Safe injection of a fluid, like carbon dioxide (CO₂), into geological formations is an essential part of CO₂ storage and enhanced oil recovery (EOR) projects. Injection causes pressure changes inside the reservoir, thus changing effective and total stresses inside and outside of the reservoir. These changes can bring the reservoir and/or its surroundings to failure conditions. The existence of faults and weak zones increases the likelihood of failure in rock masses depending on the amount of the injection-induced changes and the formation properties. This paper discusses the stress changes in different reservoir and injection conditions. To do so, an in-house numerical code (MDEM) was used. Analysis indicates that the pressure buildup can significantly change the total and effective stresses. Also, the presence of a fault can influence the stress changes at the fault vicinity, both in the cap rock and the upper portion of the reservoir depending on the fault properties and the in situ stress regime. Simulation results show that the upper portion of the reservoir and the cap rock experience a greater decrease in the mean effective stresses and a greater increase in the deviatoric stress in the footwall of the fault in reverse faulting stress regime. This means that the presence of faults can bring some parts of the reservoir and the cap rock to a more unstable condition. But this does not necessary mean that the fault is unstable itself. Analysis indicates that due to injection, i.e., unloading of the reservoir, faults can deform elastically and the pore pressure difference between the reservoir and the cap rock and/or underlying layer leads to different stress changes compared to the reservoir center.

Introduction

Fluid injection operations related to geo-energies are becoming more frequent. Geo-energies aim at significantly reducing carbon dioxide (CO₂) emissions to the atmosphere to mitigate climate change. In particular, carbon capture and storage (CCS) has been proposed as one of the most feasible options in the short-term to reduce CO₂ emissions (IEA, 2010). Nevertheless, the cost of CCS may hinder the deployment of CCS projects. Thus, giving an additional value to CO₂ injection through its utilization to obtain an economic benefit will motivate CO₂ storage in the subsurface. An option of carbon capture, utilization and storage (CCUS) is enhanced oil recovery using CO₂ (CO₂-EOR), as it has been done at Weyburn, Canada, since 2000 (Verdon et al., 2011).
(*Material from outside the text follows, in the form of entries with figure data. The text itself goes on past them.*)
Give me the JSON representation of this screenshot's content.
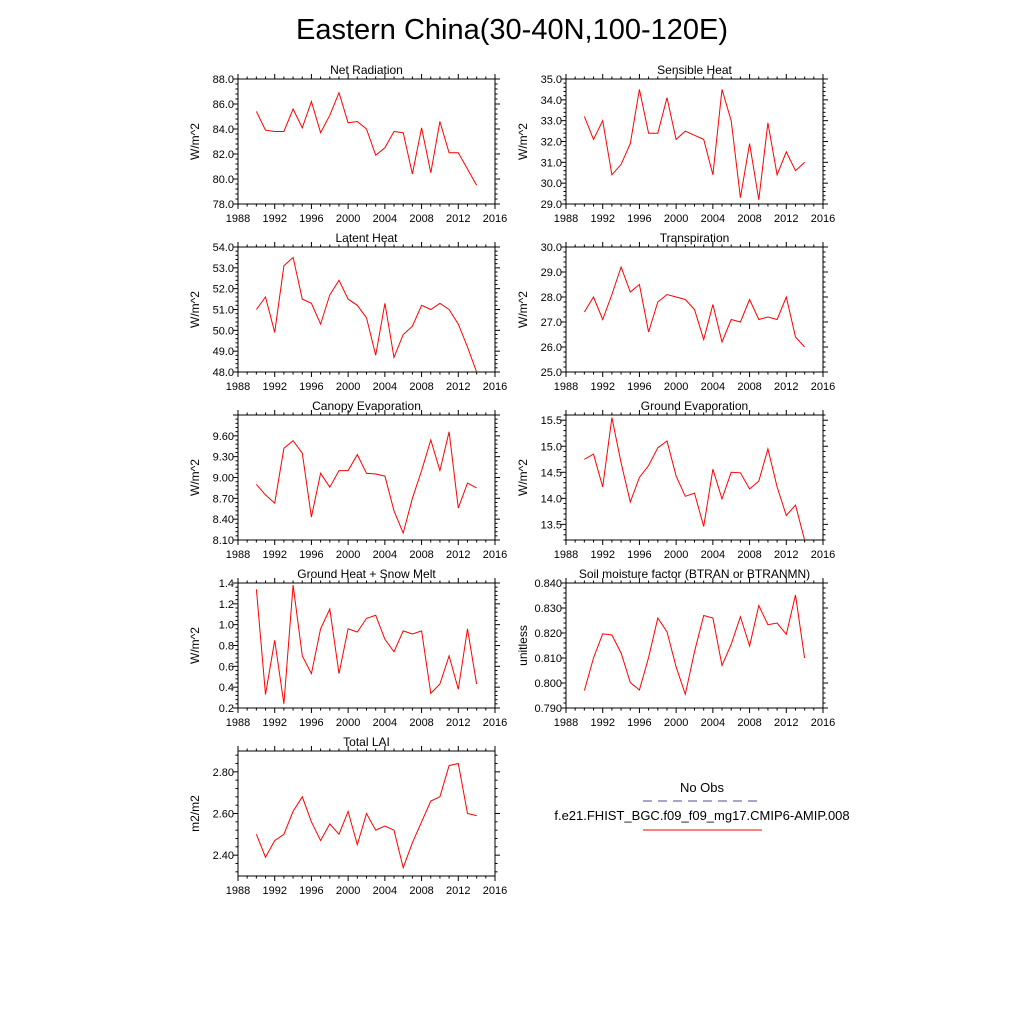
{
  "figure": {
    "title": "Eastern China(30-40N,100-120E)",
    "series_color": "#ff0000",
    "obs_color": "#4b4b9c"
  },
  "legend": {
    "obs_label": "No Obs",
    "model_label": "f.e21.FHIST_BGC.f09_f09_mg17.CMIP6-AMIP.008"
  },
  "chart_data": [
    {
      "type": "line",
      "title": "Net Radiation",
      "ylabel": "W/m^2",
      "xlabel": "",
      "xlim": [
        1988,
        2016
      ],
      "ylim": [
        78,
        88
      ],
      "xticks": [
        1988,
        1992,
        1996,
        2000,
        2004,
        2008,
        2012,
        2016
      ],
      "yticks": [
        78,
        80,
        82,
        84,
        86,
        88
      ],
      "ytick_labels": [
        "78.0",
        "80.0",
        "82.0",
        "84.0",
        "86.0",
        "88.0"
      ],
      "x": [
        1990,
        1991,
        1992,
        1993,
        1994,
        1995,
        1996,
        1997,
        1998,
        1999,
        2000,
        2001,
        2002,
        2003,
        2004,
        2005,
        2006,
        2007,
        2008,
        2009,
        2010,
        2011,
        2012,
        2013,
        2014
      ],
      "values": [
        85.4,
        83.9,
        83.8,
        83.8,
        85.6,
        84.1,
        86.2,
        83.7,
        85.1,
        86.9,
        84.5,
        84.6,
        84.0,
        81.9,
        82.5,
        83.8,
        83.7,
        80.4,
        84.1,
        80.5,
        84.6,
        82.1,
        82.1,
        80.8,
        79.5
      ]
    },
    {
      "type": "line",
      "title": "Sensible Heat",
      "ylabel": "W/m^2",
      "xlabel": "",
      "xlim": [
        1988,
        2016
      ],
      "ylim": [
        29,
        35
      ],
      "xticks": [
        1988,
        1992,
        1996,
        2000,
        2004,
        2008,
        2012,
        2016
      ],
      "yticks": [
        29,
        30,
        31,
        32,
        33,
        34,
        35
      ],
      "ytick_labels": [
        "29.0",
        "30.0",
        "31.0",
        "32.0",
        "33.0",
        "34.0",
        "35.0"
      ],
      "x": [
        1990,
        1991,
        1992,
        1993,
        1994,
        1995,
        1996,
        1997,
        1998,
        1999,
        2000,
        2001,
        2002,
        2003,
        2004,
        2005,
        2006,
        2007,
        2008,
        2009,
        2010,
        2011,
        2012,
        2013,
        2014
      ],
      "values": [
        33.2,
        32.1,
        33.0,
        30.4,
        30.9,
        31.9,
        34.5,
        32.4,
        32.4,
        34.1,
        32.1,
        32.5,
        32.3,
        32.1,
        30.4,
        34.5,
        33.0,
        29.3,
        31.9,
        29.2,
        32.9,
        30.4,
        31.5,
        30.6,
        31.0
      ]
    },
    {
      "type": "line",
      "title": "Latent Heat",
      "ylabel": "W/m^2",
      "xlabel": "",
      "xlim": [
        1988,
        2016
      ],
      "ylim": [
        48,
        54
      ],
      "xticks": [
        1988,
        1992,
        1996,
        2000,
        2004,
        2008,
        2012,
        2016
      ],
      "yticks": [
        48,
        49,
        50,
        51,
        52,
        53,
        54
      ],
      "ytick_labels": [
        "48.0",
        "49.0",
        "50.0",
        "51.0",
        "52.0",
        "53.0",
        "54.0"
      ],
      "x": [
        1990,
        1991,
        1992,
        1993,
        1994,
        1995,
        1996,
        1997,
        1998,
        1999,
        2000,
        2001,
        2002,
        2003,
        2004,
        2005,
        2006,
        2007,
        2008,
        2009,
        2010,
        2011,
        2012,
        2013,
        2014
      ],
      "values": [
        51.0,
        51.6,
        49.9,
        53.1,
        53.5,
        51.5,
        51.3,
        50.3,
        51.7,
        52.4,
        51.5,
        51.2,
        50.6,
        48.8,
        51.3,
        48.7,
        49.8,
        50.2,
        51.2,
        51.0,
        51.3,
        51.0,
        50.3,
        49.2,
        48.0
      ]
    },
    {
      "type": "line",
      "title": "Transpiration",
      "ylabel": "W/m^2",
      "xlabel": "",
      "xlim": [
        1988,
        2016
      ],
      "ylim": [
        25,
        30
      ],
      "xticks": [
        1988,
        1992,
        1996,
        2000,
        2004,
        2008,
        2012,
        2016
      ],
      "yticks": [
        25,
        26,
        27,
        28,
        29,
        30
      ],
      "ytick_labels": [
        "25.0",
        "26.0",
        "27.0",
        "28.0",
        "29.0",
        "30.0"
      ],
      "x": [
        1990,
        1991,
        1992,
        1993,
        1994,
        1995,
        1996,
        1997,
        1998,
        1999,
        2000,
        2001,
        2002,
        2003,
        2004,
        2005,
        2006,
        2007,
        2008,
        2009,
        2010,
        2011,
        2012,
        2013,
        2014
      ],
      "values": [
        27.4,
        28.0,
        27.1,
        28.1,
        29.2,
        28.2,
        28.5,
        26.6,
        27.8,
        28.1,
        28.0,
        27.9,
        27.5,
        26.3,
        27.7,
        26.2,
        27.1,
        27.0,
        27.9,
        27.1,
        27.2,
        27.1,
        28.0,
        26.4,
        26.0
      ]
    },
    {
      "type": "line",
      "title": "Canopy Evaporation",
      "ylabel": "W/m^2",
      "xlabel": "",
      "xlim": [
        1988,
        2016
      ],
      "ylim": [
        8.1,
        9.9
      ],
      "xticks": [
        1988,
        1992,
        1996,
        2000,
        2004,
        2008,
        2012,
        2016
      ],
      "yticks": [
        8.1,
        8.4,
        8.7,
        9.0,
        9.3,
        9.6
      ],
      "ytick_labels": [
        "8.10",
        "8.40",
        "8.70",
        "9.00",
        "9.30",
        "9.60"
      ],
      "x": [
        1990,
        1991,
        1992,
        1993,
        1994,
        1995,
        1996,
        1997,
        1998,
        1999,
        2000,
        2001,
        2002,
        2003,
        2004,
        2005,
        2006,
        2007,
        2008,
        2009,
        2010,
        2011,
        2012,
        2013,
        2014
      ],
      "values": [
        8.9,
        8.75,
        8.63,
        9.42,
        9.53,
        9.35,
        8.43,
        9.06,
        8.86,
        9.1,
        9.1,
        9.33,
        9.06,
        9.05,
        9.02,
        8.52,
        8.2,
        8.7,
        9.1,
        9.54,
        9.1,
        9.66,
        8.56,
        8.92,
        8.85
      ]
    },
    {
      "type": "line",
      "title": "Ground Evaporation",
      "ylabel": "W/m^2",
      "xlabel": "",
      "xlim": [
        1988,
        2016
      ],
      "ylim": [
        13.2,
        15.6
      ],
      "xticks": [
        1988,
        1992,
        1996,
        2000,
        2004,
        2008,
        2012,
        2016
      ],
      "yticks": [
        13.5,
        14.0,
        14.5,
        15.0,
        15.5
      ],
      "ytick_labels": [
        "13.5",
        "14.0",
        "14.5",
        "15.0",
        "15.5"
      ],
      "x": [
        1990,
        1991,
        1992,
        1993,
        1994,
        1995,
        1996,
        1997,
        1998,
        1999,
        2000,
        2001,
        2002,
        2003,
        2004,
        2005,
        2006,
        2007,
        2008,
        2009,
        2010,
        2011,
        2012,
        2013,
        2014
      ],
      "values": [
        14.75,
        14.85,
        14.22,
        15.55,
        14.68,
        13.93,
        14.4,
        14.63,
        14.97,
        15.1,
        14.43,
        14.04,
        14.1,
        13.46,
        14.56,
        13.99,
        14.5,
        14.49,
        14.18,
        14.33,
        14.95,
        14.22,
        13.67,
        13.87,
        13.2
      ]
    },
    {
      "type": "line",
      "title": "Ground Heat + Snow Melt",
      "ylabel": "W/m^2",
      "xlabel": "",
      "xlim": [
        1988,
        2016
      ],
      "ylim": [
        0.2,
        1.4
      ],
      "xticks": [
        1988,
        1992,
        1996,
        2000,
        2004,
        2008,
        2012,
        2016
      ],
      "yticks": [
        0.2,
        0.4,
        0.6,
        0.8,
        1.0,
        1.2,
        1.4
      ],
      "ytick_labels": [
        "0.2",
        "0.4",
        "0.6",
        "0.8",
        "1.0",
        "1.2",
        "1.4"
      ],
      "x": [
        1990,
        1991,
        1992,
        1993,
        1994,
        1995,
        1996,
        1997,
        1998,
        1999,
        2000,
        2001,
        2002,
        2003,
        2004,
        2005,
        2006,
        2007,
        2008,
        2009,
        2010,
        2011,
        2012,
        2013,
        2014
      ],
      "values": [
        1.34,
        0.33,
        0.85,
        0.24,
        1.38,
        0.7,
        0.53,
        0.96,
        1.15,
        0.53,
        0.96,
        0.93,
        1.06,
        1.09,
        0.86,
        0.74,
        0.94,
        0.91,
        0.94,
        0.34,
        0.43,
        0.7,
        0.38,
        0.96,
        0.43
      ]
    },
    {
      "type": "line",
      "title": "Soil moisture factor (BTRAN or BTRANMN)",
      "ylabel": "unitless",
      "xlabel": "",
      "xlim": [
        1988,
        2016
      ],
      "ylim": [
        0.79,
        0.84
      ],
      "xticks": [
        1988,
        1992,
        1996,
        2000,
        2004,
        2008,
        2012,
        2016
      ],
      "yticks": [
        0.79,
        0.8,
        0.81,
        0.82,
        0.83,
        0.84
      ],
      "ytick_labels": [
        "0.790",
        "0.800",
        "0.810",
        "0.820",
        "0.830",
        "0.840"
      ],
      "x": [
        1990,
        1991,
        1992,
        1993,
        1994,
        1995,
        1996,
        1997,
        1998,
        1999,
        2000,
        2001,
        2002,
        2003,
        2004,
        2005,
        2006,
        2007,
        2008,
        2009,
        2010,
        2011,
        2012,
        2013,
        2014
      ],
      "values": [
        0.797,
        0.81,
        0.8197,
        0.8192,
        0.812,
        0.8002,
        0.7972,
        0.8102,
        0.826,
        0.8205,
        0.8065,
        0.7955,
        0.8125,
        0.827,
        0.826,
        0.807,
        0.8155,
        0.8265,
        0.8148,
        0.831,
        0.8233,
        0.824,
        0.8195,
        0.8352,
        0.81
      ]
    },
    {
      "type": "line",
      "title": "Total LAI",
      "ylabel": "m2/m2",
      "xlabel": "",
      "xlim": [
        1988,
        2016
      ],
      "ylim": [
        2.3,
        2.9
      ],
      "xticks": [
        1988,
        1992,
        1996,
        2000,
        2004,
        2008,
        2012,
        2016
      ],
      "yticks": [
        2.4,
        2.6,
        2.8
      ],
      "ytick_labels": [
        "2.40",
        "2.60",
        "2.80"
      ],
      "x": [
        1990,
        1991,
        1992,
        1993,
        1994,
        1995,
        1996,
        1997,
        1998,
        1999,
        2000,
        2001,
        2002,
        2003,
        2004,
        2005,
        2006,
        2007,
        2008,
        2009,
        2010,
        2011,
        2012,
        2013,
        2014
      ],
      "values": [
        2.5,
        2.39,
        2.47,
        2.5,
        2.61,
        2.68,
        2.56,
        2.47,
        2.55,
        2.5,
        2.61,
        2.45,
        2.6,
        2.52,
        2.54,
        2.52,
        2.34,
        2.46,
        2.56,
        2.66,
        2.68,
        2.83,
        2.84,
        2.6,
        2.59
      ]
    }
  ]
}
Most of the research involving geomechanics related to geologic carbon storage considers extensive aquifers without including faults (e.g., Gor et al., 2013; Vilarrasa, 2014; Goodarzi et al., 2015). However, the pressure perturbation cone will extend over large distances (up to hundreds of km) for the duration of CO₂ injection, which is planned to last over several decades (Birkholzer et al., 2009; Vilarrasa and Carrera, 2015). Thus, faults present in the far-field will be affected by injection. Additionally, the available storage formations will not always be extensive and injection may have to be done in reservoirs limited by faults (Castelletto et al., 2013), like at Snøhvit, Norway (Hansen et al., 2013). Furthermore, mature oil reservoirs for CO₂-EOR are usually compartimentalized, so the assumption of extensive formation may not be applicable.